Hauptteil: Das „Leben“ eines Beschlusses –von der Entstehung bis zur Umsetzung. Als erster Redner dieses Segments trat Prof. Dr. Matthias Becker, FH Bad Münstereifel, ans Mikrofon. Als ehemaligem WEG-Anwalt war ihm die Thematik aus eigenen Fällen noch bestens geläufig. Was bei der Einladung zu beachten ist, wurde anhand der Gestaltung der Tagesordnung aufgezeigt. Hilfe gibt es von ganz oben, vom BGH (Urt. v. 13.12.12 – V ZR 129/11, zit. nach juris), der vorgibt, dass die Punkte schlagwortartig zu bezeichnen sind; also zum Schutz vor überraschenden Beschlussfassungen, zur Abwägung, ob eine Teilnahme an der Eigentümerversammlung eingeplant werden soll. Im Einzelfall könnten weitere Information in der Einladung geschuldet sein (der Berliner Hausschwammfall ließ grüßen). Beispiele aus der Rechtssprechung verdeutlichten die Problematik. Und für alle war eindeutig, dass unter dem Sammelbegriff „Sonstiges / Verschiedenes“ keine Beschlussfassung möglich ist. Ein Antragsrecht komme folgenden Personen nicht zu: Mieter, Nießbraucher, Wohnungsberechtige oder gar Gläubiger des Eigentümers. Ein Beschluss, so der Nachfolgeredner, Dr. Dr. Andrik Abramenko, RiLG, müsse einen bestimmbaren Inhalt haben. Wenn nicht, führe dies zur Anfechtbarkeit. Ein sprachlich verunglückt gefasster Beschluss sei aber im Rahmen der §§133, 157 BGB einer Auslegung zugänglich, denn es gelte eine beschlussfreundliche Auslegung. Hilfreich könnten da in der Versammlungsniederschrift festgestellte Tatsachen sein. Wer an der Beschlussfassung mitwirken darf, zeigte Prof. Dr. Florian Jacoby von der Universität Bielefeld auf. Das Stimmrecht stehe nur dem Eigentümer zu, wie der sich auch immer darstellt (Mehrheitseigentümer mit nur einer einheitlichen Stimmabgabe (Ehegatten, Erbgemeinschaften), jur. Personen sowie Personen kraft Amtes (Insolvenzverwalter, u.a.)). Zeitige der Beschluss einseitige Kostenfolgen wurde angeraten, die Abstimmung namentlich festzuhalten. Die Verkündung. Nur die verkündete, wörtliche Beschlussformel sei maßgebend. Weder Protokoll noch die Fassung in der Beschlußsammlung seien entscheidend. Ein eigens anzusetzender Verkündungstermin sei nicht statthaft. In lockerer Folge klärten die Dozenten noch über weitere Punkte auf. Darunter waren die Verkündung bzw. Nichtverkündung nichtiger oder rechtswidriger Beschlüsse, die Versammlungsniederschrift sowie das Führen der Beschlußsammlung.

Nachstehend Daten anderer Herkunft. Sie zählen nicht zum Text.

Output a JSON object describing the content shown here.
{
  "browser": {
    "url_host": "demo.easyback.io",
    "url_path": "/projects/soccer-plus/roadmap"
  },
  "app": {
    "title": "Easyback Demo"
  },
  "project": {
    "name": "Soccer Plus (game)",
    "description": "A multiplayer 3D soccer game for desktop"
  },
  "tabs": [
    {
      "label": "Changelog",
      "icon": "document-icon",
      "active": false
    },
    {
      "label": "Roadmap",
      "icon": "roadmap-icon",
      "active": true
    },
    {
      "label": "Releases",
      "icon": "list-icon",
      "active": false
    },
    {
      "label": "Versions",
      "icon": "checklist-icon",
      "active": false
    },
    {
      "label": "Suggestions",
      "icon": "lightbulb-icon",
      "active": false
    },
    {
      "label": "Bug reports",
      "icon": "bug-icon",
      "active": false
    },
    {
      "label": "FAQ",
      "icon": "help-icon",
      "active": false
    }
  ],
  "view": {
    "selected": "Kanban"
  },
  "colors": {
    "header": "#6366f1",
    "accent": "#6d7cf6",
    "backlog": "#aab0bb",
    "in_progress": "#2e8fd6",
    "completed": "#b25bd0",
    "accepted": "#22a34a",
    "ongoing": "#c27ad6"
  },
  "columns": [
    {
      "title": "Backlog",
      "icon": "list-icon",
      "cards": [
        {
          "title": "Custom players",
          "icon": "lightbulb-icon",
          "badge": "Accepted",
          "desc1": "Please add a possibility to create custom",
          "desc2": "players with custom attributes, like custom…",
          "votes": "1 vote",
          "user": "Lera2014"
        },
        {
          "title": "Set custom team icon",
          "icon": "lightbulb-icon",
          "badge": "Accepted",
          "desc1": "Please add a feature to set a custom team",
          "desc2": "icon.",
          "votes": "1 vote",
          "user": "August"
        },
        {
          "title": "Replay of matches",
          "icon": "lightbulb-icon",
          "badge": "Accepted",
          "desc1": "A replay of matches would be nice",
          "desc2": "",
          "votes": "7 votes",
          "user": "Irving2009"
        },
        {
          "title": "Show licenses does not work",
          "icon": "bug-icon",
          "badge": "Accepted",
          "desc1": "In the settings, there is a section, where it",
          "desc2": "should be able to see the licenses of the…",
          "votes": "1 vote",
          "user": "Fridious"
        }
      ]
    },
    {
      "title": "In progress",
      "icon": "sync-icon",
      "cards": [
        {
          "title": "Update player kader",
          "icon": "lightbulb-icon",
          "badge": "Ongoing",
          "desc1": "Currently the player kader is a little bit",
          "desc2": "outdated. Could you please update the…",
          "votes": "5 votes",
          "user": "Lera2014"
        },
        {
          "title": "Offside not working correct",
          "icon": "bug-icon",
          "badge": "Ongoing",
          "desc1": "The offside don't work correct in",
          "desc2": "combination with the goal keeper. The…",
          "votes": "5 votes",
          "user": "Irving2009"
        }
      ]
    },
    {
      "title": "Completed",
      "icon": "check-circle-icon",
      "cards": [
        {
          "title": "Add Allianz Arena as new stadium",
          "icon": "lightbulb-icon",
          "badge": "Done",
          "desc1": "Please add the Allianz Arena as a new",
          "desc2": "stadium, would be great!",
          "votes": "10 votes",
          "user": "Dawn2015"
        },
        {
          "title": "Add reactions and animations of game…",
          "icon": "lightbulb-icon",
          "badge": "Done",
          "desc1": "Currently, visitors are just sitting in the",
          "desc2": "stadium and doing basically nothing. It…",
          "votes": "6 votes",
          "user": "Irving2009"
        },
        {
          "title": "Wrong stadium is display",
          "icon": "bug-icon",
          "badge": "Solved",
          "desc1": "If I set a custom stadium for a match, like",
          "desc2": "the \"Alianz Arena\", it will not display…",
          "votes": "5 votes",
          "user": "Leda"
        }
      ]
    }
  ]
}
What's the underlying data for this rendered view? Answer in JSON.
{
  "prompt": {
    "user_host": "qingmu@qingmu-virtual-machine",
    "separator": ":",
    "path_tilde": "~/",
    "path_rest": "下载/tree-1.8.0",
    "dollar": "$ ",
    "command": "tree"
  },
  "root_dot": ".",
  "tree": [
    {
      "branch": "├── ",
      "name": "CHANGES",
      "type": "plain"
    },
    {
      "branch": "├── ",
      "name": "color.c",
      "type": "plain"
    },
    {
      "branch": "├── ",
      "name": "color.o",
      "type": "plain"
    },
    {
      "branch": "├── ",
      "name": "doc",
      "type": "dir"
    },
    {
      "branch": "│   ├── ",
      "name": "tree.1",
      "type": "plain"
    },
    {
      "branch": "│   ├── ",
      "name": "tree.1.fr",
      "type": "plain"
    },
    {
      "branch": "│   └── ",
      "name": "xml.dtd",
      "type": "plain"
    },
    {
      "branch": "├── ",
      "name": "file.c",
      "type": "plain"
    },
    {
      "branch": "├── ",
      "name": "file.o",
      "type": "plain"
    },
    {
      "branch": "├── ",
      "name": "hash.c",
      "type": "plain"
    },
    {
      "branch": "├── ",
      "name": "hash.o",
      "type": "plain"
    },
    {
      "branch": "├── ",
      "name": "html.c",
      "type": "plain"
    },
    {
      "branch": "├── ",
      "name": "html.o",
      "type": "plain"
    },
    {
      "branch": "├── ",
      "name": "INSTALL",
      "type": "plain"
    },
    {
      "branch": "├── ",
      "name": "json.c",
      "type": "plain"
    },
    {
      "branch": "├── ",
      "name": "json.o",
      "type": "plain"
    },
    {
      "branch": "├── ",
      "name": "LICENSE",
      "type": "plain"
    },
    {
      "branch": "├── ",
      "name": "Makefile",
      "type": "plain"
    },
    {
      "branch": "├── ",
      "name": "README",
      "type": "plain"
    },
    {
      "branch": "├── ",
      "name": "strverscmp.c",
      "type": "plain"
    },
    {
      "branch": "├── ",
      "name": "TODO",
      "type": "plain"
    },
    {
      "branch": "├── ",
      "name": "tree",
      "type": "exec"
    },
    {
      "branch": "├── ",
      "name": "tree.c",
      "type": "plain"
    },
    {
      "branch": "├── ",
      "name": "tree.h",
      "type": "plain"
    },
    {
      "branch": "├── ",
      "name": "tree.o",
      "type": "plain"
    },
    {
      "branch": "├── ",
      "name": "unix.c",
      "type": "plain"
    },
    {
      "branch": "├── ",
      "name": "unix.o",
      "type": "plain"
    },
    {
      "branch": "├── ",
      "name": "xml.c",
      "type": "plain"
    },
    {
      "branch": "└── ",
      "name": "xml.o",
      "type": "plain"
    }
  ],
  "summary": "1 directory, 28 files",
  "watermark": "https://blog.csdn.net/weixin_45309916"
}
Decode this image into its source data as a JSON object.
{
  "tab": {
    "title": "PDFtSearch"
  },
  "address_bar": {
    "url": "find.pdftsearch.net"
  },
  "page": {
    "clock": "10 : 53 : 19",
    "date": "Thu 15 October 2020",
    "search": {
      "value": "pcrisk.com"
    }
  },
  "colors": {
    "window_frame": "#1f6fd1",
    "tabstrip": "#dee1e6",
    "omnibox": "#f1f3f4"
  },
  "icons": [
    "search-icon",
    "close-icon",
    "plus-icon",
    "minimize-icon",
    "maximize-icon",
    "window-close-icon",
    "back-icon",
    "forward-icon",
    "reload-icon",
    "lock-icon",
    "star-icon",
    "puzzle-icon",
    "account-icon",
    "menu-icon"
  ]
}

Unter der Überschrift „Spezielle Probleme“ fand sich die Beschlusskompetenz von Untergemeinschaften. Casser legte dazu eine Musterfassung aus einer Teilungserklärung vor. Auch wenn rechtlich die Untergemeinschaft abstimmen könne, wirke das im Außenverhältnis nicht. Lediglich Abgrenzungen in Innenverhältnis könnten damit geschaffen werden. Weitere Themen gaben die Felder Zweitbeschlüsse und Umlaufbeschlüsse ab. Die verschärfte Haftung des Verwalters nach § 49 Abs. 2 WEG wurde angesprochen. Hier sei neu, dass der Richter quasi als Staatsanwalt auftreten und dem grob pflichtverletzenden Hausverwalter die Prozesskosten auferlegen könne.

Die im Einladungsprospekt aufgeführten Praxisfälle lösten die Vortragenden mustergültig auf. Bleibt noch zu erwähnen, dass die beiden Tage durch eine gemeinsame Abendveranstaltung hoch über dem Biggesee abgerundet wurde. Glück für den Veranstalter. Der Himmel hielt dicht und gab den Blick auf eine feine Neumondsichel frei. Allein schon die Abendveranstaltung macht Lust, sich das letzte Wochenende im August 2015 mal vorsorglich freizuhalten.